UEFA’nın adaletsizce verdiği Merih Demiral kararından sonra milli takımımızın nasıl bir oyun ortaya koyacağı merak konusuydu.
Haksız ve yanlı bir karar çünkü Merih’in yaptığı kurt işaretinde siyaset yoktu, başka ülkeleri yaralama düşüncesi yoktu. Yüzyıllar öncesine dayanan, bir milletin destanlarında geçen bir figürdü bu. Ergenekon, Türeyiş ve Bozkurt destanlarında Türklerin atası ve yol göstericisi olarak geçen; Atatürk’ün kıymet verdiği bir simge.
Bellingham’ın yaptığı ahlak dışı harekete komik şekilde para cezası veren UEFA, taraflı tutumunu ortaya koymuş oldu.
Bu adaletsizlik nedeniyle büyük bir hırsla maça başlayan millilerimiz ilk yarıda önce Hollanda’nın yetenekli ayaklarını durdurdu.
Burada büyük övgüyü ve alkışı kuşkusuz ki Montella hak ediyor. İtalyan hoca rakibi mükemmel analiz etmiş, oyunu harika kurgulamış ve oyuncularına inandırmış. Rakibe alan bırakmayan ve her oyuncuyu kademeli olarak karşılayan takımımızı gördük. Önde de çok doğru zamanlarda şok pres yapıp rakibe baskı kurduk.
Bu turnuvada artık silahımız haline gelen duran top organizasyonuyla da golü bulduk ve ilk yarıyı tam istediğimiz gibi tamamladık.
İkinci yarıda Weghorst değişikliğiyle Hollanda baskıyı hissettirdi.
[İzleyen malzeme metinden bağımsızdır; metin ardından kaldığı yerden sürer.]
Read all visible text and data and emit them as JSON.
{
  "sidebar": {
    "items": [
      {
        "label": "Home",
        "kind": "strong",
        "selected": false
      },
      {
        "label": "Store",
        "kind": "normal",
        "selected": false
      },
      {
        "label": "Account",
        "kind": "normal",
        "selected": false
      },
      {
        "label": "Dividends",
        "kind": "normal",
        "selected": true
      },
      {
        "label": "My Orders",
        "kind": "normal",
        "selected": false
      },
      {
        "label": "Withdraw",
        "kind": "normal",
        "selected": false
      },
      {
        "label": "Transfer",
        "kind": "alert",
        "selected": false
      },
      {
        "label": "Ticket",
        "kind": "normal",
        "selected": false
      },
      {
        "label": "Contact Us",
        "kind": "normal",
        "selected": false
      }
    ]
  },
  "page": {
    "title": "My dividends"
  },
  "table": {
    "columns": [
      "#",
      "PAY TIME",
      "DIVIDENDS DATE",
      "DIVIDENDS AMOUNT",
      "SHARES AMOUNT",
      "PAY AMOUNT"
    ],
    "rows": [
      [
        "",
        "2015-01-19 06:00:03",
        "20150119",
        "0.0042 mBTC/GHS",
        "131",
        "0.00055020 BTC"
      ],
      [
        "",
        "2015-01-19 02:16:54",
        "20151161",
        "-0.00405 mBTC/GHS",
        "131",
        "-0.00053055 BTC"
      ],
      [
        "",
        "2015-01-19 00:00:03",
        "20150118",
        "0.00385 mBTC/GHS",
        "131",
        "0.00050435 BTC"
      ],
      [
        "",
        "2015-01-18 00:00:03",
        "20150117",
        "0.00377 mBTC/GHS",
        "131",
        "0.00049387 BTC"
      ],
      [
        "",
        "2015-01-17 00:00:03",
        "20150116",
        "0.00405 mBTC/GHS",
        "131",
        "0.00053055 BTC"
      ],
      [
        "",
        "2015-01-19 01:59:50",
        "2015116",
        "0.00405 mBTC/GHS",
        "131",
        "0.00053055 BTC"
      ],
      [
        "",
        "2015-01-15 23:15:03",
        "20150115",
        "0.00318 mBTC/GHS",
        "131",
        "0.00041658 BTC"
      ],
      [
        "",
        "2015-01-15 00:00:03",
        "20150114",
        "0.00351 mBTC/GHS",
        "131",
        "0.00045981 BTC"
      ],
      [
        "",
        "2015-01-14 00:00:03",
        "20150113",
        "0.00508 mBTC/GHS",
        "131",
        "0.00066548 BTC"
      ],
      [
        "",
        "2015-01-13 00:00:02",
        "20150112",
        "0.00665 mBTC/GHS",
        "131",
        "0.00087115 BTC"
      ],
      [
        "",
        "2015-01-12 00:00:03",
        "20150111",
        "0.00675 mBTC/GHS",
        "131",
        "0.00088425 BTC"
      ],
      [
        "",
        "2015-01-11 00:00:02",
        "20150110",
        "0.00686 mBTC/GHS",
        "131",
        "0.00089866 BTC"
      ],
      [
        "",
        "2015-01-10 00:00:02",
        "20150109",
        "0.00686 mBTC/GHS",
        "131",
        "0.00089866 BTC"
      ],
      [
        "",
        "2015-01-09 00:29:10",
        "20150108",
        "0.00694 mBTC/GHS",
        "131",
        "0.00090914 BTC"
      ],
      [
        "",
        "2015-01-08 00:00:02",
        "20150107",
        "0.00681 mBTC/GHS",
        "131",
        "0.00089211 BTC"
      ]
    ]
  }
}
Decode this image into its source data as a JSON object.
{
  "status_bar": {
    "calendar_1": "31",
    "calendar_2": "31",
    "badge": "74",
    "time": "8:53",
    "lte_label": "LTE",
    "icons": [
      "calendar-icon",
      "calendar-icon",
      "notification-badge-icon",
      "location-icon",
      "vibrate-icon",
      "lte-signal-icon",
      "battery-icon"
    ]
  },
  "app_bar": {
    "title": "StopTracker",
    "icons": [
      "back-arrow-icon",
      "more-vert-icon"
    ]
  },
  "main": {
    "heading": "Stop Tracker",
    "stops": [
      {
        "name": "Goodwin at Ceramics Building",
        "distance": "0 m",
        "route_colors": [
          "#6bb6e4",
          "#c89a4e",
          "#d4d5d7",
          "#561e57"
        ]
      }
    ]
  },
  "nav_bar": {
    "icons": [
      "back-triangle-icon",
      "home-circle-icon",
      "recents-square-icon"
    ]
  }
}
Avusturya maçında dikkat çeken en büyük sıkıntımız olan topu ayağımızda tutamama sorununa çare bulamadık. Silahımız dediğimiz duran toptan bu kez topu ağlarımızda gördük.
Oyuncu değişikliklerinde gecikmemiz, momentumu alan Hollanda’nın 2. golü bulmasına sebep oldu. Değişikliklerle takımımız baskı kurmayı başarsa da golü bulamadık.
EURO 2024’e çeyrek finalde veda ederken milli takımımız gelecek için büyük umutlar verdi. Yorulmak bilmeyen Barış, tekmeye kafa uzatan Salih, her topu iyi kullanan Hakan, turnuvanın en iyi sol beki Ferdi, defanstaki Türk duvarının parçaları, ahtapot Mert ve diğerleri… Hepinize bize bu gururu yaşattığınız teşekkürler. Tadı damağımızda kaldı.